StockCharts Insider: Your Chart Might Be Lying to You — Here’s How to Fix It
Before We Dive In…
If you’ve never checked whether your chart is set to log scale or arithmetic scale, you might be looking at a distorted picture without even knowing it. Not a great way to start your analysis. One small setting, one HUGE impact. Let’s make sure your chart isn’t bending reality by examining how and when to use log vs. arithmetic scale.
Log vs. Arithmetic Scale in 10 Seconds
The plain explanation goes like this:
- A chart set to a logarithmic scale shows equal percentage spacing.
- A chart set to an arithmetic scale shows equal dollar spacing.
Simple, right? But depending on the stock and the timeframe, the difference between the two can be so huge that the charts may be telling completely different stories.
How Different Can They Be? Check Out This Example
Here’s a monthly log scale chart of Tesla (TSLA) going back 15 years.
Pay attention to what’s going on in each numbered segment. Here’s what I see:
1 - Liftoff: This marks Tesla’s IPO and first major run, from about $1 to $17.67. That’s a gain of over 1,000%.
2 - The Big Stall: TSLA moved mostly sideways from 2014 to 2020 between $9.40 and $25.80; still a wide range (about 175%), but no major breakout.
3 - Rocket Ride: From 2020 to early 2022, TSLA skyrocketed from $26 to $371. That’s an eye-popping 1,300%+ move in just two years.
4 - The Correction Years: Late 2021 into 2025 saw two major drops: First -76%, then -55%. Yet, despite the drops, the swing lows kept rising (check the blue trendline).
Got the Picture? Good. Now Look Again
Now take everything you just saw… and try lining it up with this chart:
And suddenly, the story changed.
- Section 1? That massive 1,000% surge just disappeared.
- Section 2? That 175% trading range looks as flat as a pancake.
- Section 3? Still there, but now way bigger than section 1, even though the moves are similar.
- Section 4? Those two pullbacks look a bit too visually overblown.
If you did your analysis with the arithmetic scale and stuck to it, look at everything you would’ve missed.
In short, log scale charts show a more realistic and accurate representation of asset growth. Long-term trends are easier to spot, and recent price action won’t get blown out of proportion.
Insider Tip 1: It’s okay to use arithmetic scale charts when analyzing short-term price action
Use an arithmetic scale when analyzing short-term price action, especially during intraday periods such as 5-minute to 1-hour charts. Why? Because on an intraday level, percentage moves are so small they’re almost irrelevant.
That said, you’ll want to toggle back and forth to see what works best for your analytical strategy. While log scale is often much more accurate, it still has certain limitations, which we’ll cover in Tip #3.
Insider Tip 2: Long-term trendlines are best drawn on the log scale
On a log scale, trendlines show consistent percentage growth. For example, take a look at this chart of the S&P 500 ($SPX) over 15 years.

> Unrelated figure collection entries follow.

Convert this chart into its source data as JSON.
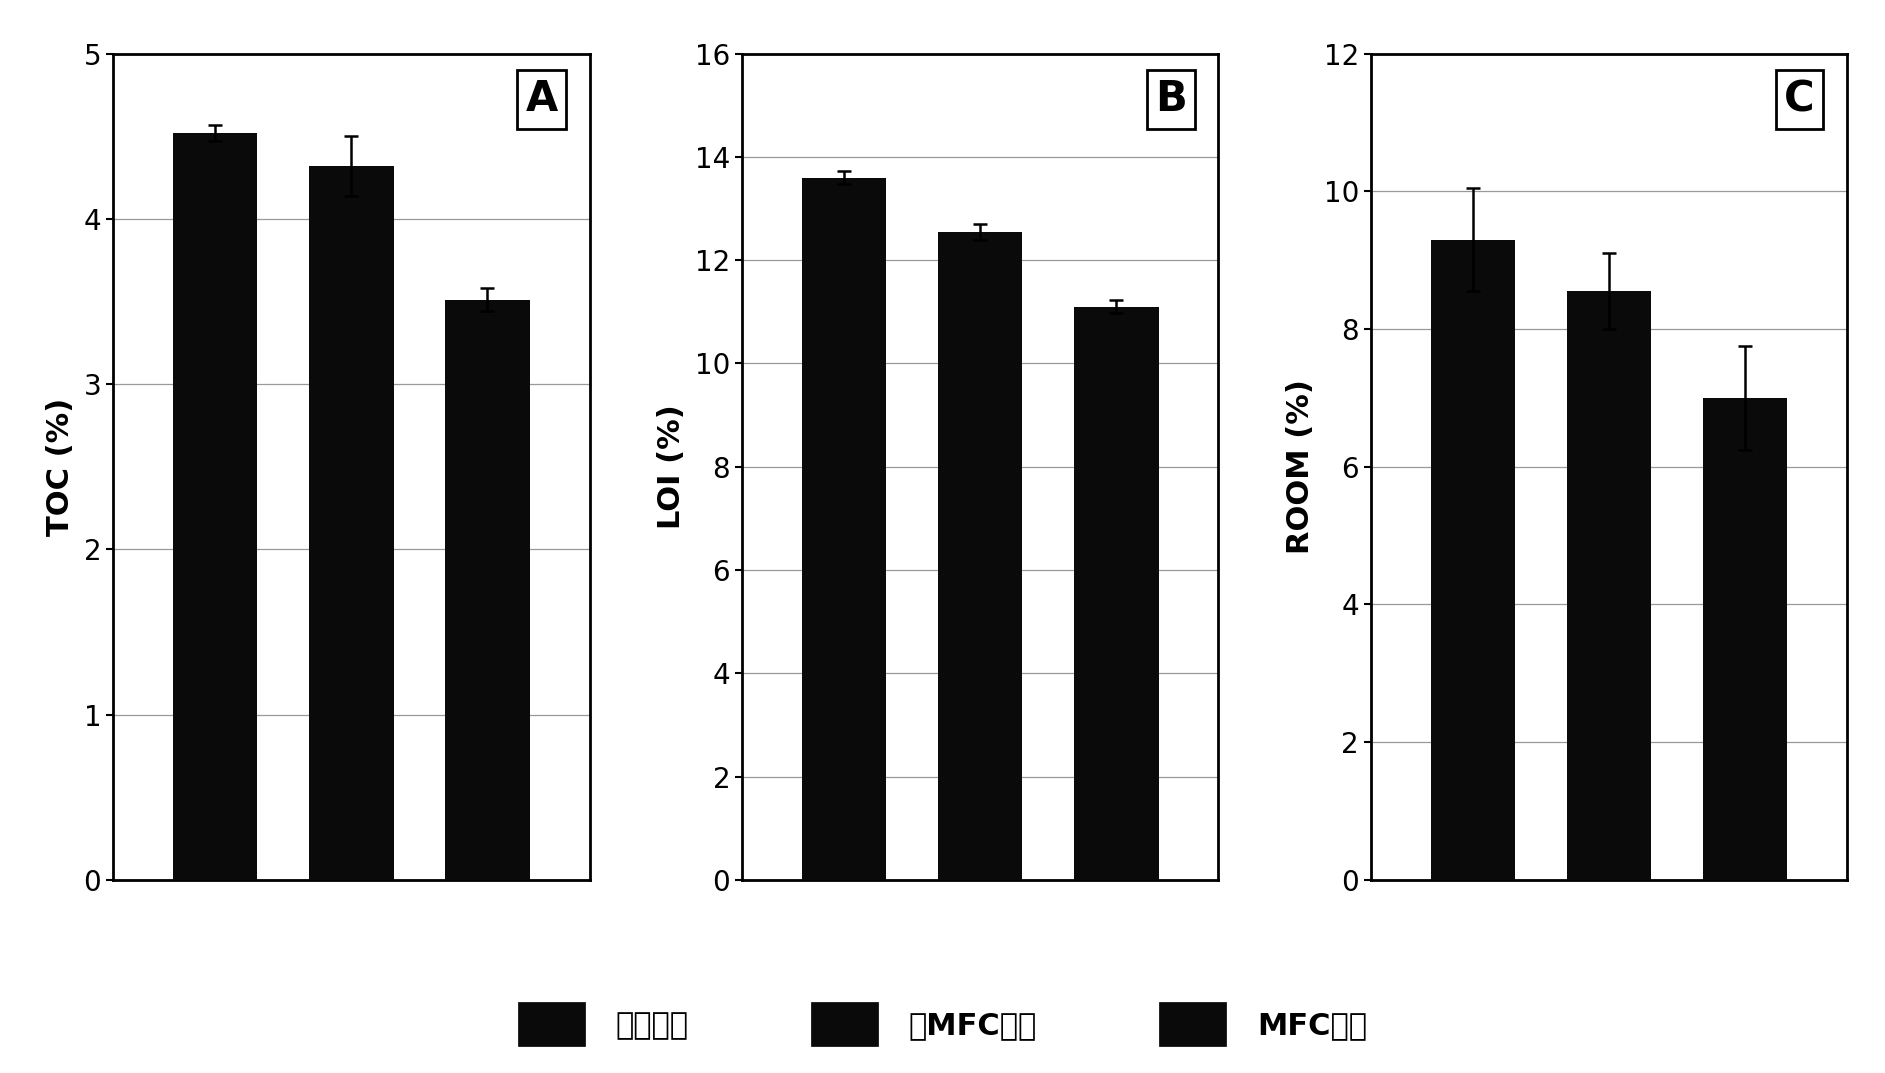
{
  "panel_A": {
    "label": "A",
    "ylabel": "TOC (%)",
    "ylim": [
      0,
      5
    ],
    "yticks": [
      0,
      1,
      2,
      3,
      4,
      5
    ],
    "values": [
      4.52,
      4.32,
      3.51
    ],
    "errors": [
      0.05,
      0.18,
      0.07
    ]
  },
  "panel_B": {
    "label": "B",
    "ylabel": "LOI (%)",
    "ylim": [
      0,
      16
    ],
    "yticks": [
      0,
      2,
      4,
      6,
      8,
      10,
      12,
      14,
      16
    ],
    "values": [
      13.6,
      12.55,
      11.1
    ],
    "errors": [
      0.12,
      0.15,
      0.12
    ]
  },
  "panel_C": {
    "label": "C",
    "ylabel": "ROOM (%)",
    "ylim": [
      0,
      12
    ],
    "yticks": [
      0,
      2,
      4,
      6,
      8,
      10,
      12
    ],
    "values": [
      9.3,
      8.55,
      7.0
    ],
    "errors": [
      0.75,
      0.55,
      0.75
    ]
  },
  "bar_color": "#0a0a0a",
  "bar_width": 0.62,
  "x_positions": [
    1,
    2,
    3
  ],
  "xlim": [
    0.25,
    3.75
  ],
  "legend_labels": [
    "初始底泥",
    "无MFC底泥",
    "MFC底泥"
  ],
  "legend_colors": [
    "#0a0a0a",
    "#0a0a0a",
    "#0a0a0a"
  ],
  "background_color": "#ffffff",
  "grid_color": "#999999",
  "label_fontsize": 22,
  "tick_fontsize": 20,
  "panel_label_fontsize": 30,
  "legend_fontsize": 22,
  "capsize": 5,
  "elinewidth": 1.8,
  "capthick": 1.8
}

That’s pretty clear, don’t you think? As an investor, you want to see the growth of value in terms of percentage.
Now, when you shift over to an arithmetic scale, things get a bit weird.
Compared to the log scale chart, these are not the same trendlines. The log chart shows a smooth ascending trend, while this shows two broken trendlines with the price action after 2020 moving almost parabolically, which can be misleading.
Insider Tip 3: Know the history – traditional chart patterns and other indicators like the Fibonacci retracement tool were developed on arithmetic scale charts
In the early to mid-20th century, before computers were common tools, analysts had to chart things out by hand. Imagine trying to draw logarithmic charts using paper, pencil, and a ruler. For most analysts, it just wasn’t happening.
That’s why most traditional chart patterns and even indicators like the various Fibonacci indicators were designed for arithmetic scale charts, which measure dollar moves and not percentage moves. Switch to log scale, and those patterns can look compressed, squished, or just plain odd.
A BIG CAVEAT: Measuring chart patterns on a log scale can give you a different price target than on an arithmetic scale.
So, what should you do when setting price targets? If you want to use the traditional method, this is where you switch back to an arithmetic scale. But if you’re measuring a longer-term pattern, then you should toggle back and forth to decide which target is more feasible for your strategy.
When it comes to longer-term trend analysis, though, most pro analysts use logarithmic scale charts, as they more accurately represent trending activity based on percentage movements.
And That’s a Wrap
Here’s what you got from this article: Insider charting tips to prevent you from misreading the markets. Now that you know when and how to use both log and arithmetic scale charts, you’ve officially upgraded your market analysis game.